Of course, there will always be a place for the 75+ person agency. For some brands with massive budgets and a wide variety of needs throughout a calendar year, this type of AOR (Agency of Record) relationship makes sense. The alternative would be to parcel out different phases of creative strategy and execution to several separate agencies — which is feasible but requires more management overhead.
But for most brands, staying focused increases the impact of their work and maximizes the value of their investment. It can be less expensive than the big agencies because there’s less overhead, less bloat, and less red tape. And perhaps most importantly, smaller agencies have the ability to focus on what matters most, trim the fat, and execute creative work at the same level or higher as their big brother agencies.
Personally, I’ve worked as an employee at four agencies of varying sizes, and freelanced for nearly a hundred more. I can tell you that universally, no matter how big the agency is, there will be a team of 2-5 people working on a particular project from start to finish. All those extra people that don’t even know about your project are an illusion of safety-in-numbers.
Not only do most brands not have the budgets to pay for the kind of overhead large agencies bring, but there’s no reason for them to. “With the technology and resources we have today, skilled designers can do the full gamut for a brand, from identity through to execution,” said Dan Cingari, part of a 3-person agency at Wade + Leta in NYC. “The more layers you add to the process, the more distance you put between the original creative team and the work. There’s a purity there that gets lost.”
The way of the agency world is going to flexible resources. This is a win-win for everyone — clients, agencies, and the workforce that fills in the gaps as specialists (copywriters, designers, strategists, illustrators, developers, etc.). This keeps things focused, adaptive, and specialized.

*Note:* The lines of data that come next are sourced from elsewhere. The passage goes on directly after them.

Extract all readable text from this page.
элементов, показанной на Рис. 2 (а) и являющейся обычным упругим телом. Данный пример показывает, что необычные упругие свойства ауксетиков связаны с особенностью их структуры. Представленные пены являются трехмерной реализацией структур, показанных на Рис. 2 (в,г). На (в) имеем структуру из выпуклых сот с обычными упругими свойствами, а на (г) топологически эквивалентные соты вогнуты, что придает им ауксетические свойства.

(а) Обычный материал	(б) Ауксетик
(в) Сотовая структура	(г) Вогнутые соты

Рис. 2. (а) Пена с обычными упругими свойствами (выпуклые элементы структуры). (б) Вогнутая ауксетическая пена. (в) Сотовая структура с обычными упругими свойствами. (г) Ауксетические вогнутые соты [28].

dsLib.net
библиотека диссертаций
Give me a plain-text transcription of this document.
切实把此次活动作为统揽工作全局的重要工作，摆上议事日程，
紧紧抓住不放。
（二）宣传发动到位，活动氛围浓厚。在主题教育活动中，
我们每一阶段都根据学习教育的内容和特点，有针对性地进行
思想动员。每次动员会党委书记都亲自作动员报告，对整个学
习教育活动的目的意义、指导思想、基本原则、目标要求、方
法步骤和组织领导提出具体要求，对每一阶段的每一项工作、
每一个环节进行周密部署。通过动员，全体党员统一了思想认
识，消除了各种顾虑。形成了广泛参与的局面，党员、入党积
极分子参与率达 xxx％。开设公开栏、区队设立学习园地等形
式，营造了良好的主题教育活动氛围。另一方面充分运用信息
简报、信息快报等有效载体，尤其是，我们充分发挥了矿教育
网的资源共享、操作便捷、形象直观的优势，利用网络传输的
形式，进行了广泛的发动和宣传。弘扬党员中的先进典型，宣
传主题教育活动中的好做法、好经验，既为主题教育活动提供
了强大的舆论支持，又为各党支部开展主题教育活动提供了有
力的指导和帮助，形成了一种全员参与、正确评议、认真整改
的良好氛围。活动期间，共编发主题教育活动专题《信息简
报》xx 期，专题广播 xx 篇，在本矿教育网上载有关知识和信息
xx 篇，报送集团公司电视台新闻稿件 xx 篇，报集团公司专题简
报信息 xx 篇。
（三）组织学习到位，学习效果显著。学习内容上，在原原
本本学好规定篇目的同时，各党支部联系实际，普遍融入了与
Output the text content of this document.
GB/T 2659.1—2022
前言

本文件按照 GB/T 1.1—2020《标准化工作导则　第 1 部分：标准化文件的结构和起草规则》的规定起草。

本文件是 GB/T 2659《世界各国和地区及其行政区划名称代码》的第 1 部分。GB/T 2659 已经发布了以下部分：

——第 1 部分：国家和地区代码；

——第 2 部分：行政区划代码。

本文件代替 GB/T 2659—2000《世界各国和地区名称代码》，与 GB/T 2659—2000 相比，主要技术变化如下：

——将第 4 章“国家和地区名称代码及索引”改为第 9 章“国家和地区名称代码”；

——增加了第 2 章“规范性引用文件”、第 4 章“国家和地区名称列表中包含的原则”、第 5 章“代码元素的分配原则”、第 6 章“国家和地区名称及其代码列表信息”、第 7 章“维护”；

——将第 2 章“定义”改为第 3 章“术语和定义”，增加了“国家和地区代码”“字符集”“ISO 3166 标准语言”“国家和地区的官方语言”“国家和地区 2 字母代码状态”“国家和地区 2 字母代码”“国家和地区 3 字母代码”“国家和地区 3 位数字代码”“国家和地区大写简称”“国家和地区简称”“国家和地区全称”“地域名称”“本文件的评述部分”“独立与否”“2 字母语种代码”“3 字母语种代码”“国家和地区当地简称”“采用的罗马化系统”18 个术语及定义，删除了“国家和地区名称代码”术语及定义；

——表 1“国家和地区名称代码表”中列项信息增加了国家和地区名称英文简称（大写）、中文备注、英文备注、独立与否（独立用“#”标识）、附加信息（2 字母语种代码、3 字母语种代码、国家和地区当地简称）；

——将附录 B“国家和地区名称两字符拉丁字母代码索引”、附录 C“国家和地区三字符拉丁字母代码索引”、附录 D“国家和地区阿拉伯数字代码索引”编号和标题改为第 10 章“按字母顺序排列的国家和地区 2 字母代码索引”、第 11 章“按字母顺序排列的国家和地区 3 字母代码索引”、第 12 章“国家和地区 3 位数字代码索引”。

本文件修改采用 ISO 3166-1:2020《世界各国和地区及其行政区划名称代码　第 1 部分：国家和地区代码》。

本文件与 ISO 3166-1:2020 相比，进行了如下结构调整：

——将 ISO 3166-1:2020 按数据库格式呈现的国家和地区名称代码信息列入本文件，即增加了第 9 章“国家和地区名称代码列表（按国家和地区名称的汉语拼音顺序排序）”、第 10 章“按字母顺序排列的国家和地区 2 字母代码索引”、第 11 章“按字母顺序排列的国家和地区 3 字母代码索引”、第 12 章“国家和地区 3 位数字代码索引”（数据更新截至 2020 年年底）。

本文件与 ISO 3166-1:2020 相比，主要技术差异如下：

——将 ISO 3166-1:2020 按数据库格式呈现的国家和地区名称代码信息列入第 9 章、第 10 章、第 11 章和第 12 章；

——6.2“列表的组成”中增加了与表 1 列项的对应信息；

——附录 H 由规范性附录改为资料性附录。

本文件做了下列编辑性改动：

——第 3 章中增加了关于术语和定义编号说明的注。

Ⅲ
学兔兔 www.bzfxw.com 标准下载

“In the not-too-distant future, many advertising, creative and marketing services firms will be deselected because they are too big. Clients will stop paying inflated hourly rates resulting from staff overhead and will refuse to fund resources not directly engaged in their business. Marketing firms must get smaller, but still retain the ability to scale with speed in order to accommodate dynamic client demands.” – Chris Kneeland. In this article from Forbes, titled Why Big Brands Choose Small Agencies, both small agency owners and clients who choose to hire small agencies give a nice collection of quotes on the benefits of small agency life.
“One advantage a small agency can have over a large agency, or even a large network of agencies, is that when you know your strength, you can really play to that strength and you can really invest heavily in that one thing and do great work because of it.” —Jeremiah Smith, senior manager of associate brand, Walmart. In another article by Avi Dan titled In The Gig Economy, Small Agencies Are Ideally Suited To Remain Creative And Thrive he drives home the point:
“After decades of consolidation, advertising is transforming toward a project-based ecosystem. For companies, it is now about the right agency for a specific project. Ultimately, in this project-by-project world, success for small agencies comes down to one simple truth – the quality of creative. Stripped of cumbersome procedures and overhead, small agencies can focus more on their creativity, devoting their resources to producing the best ideas.”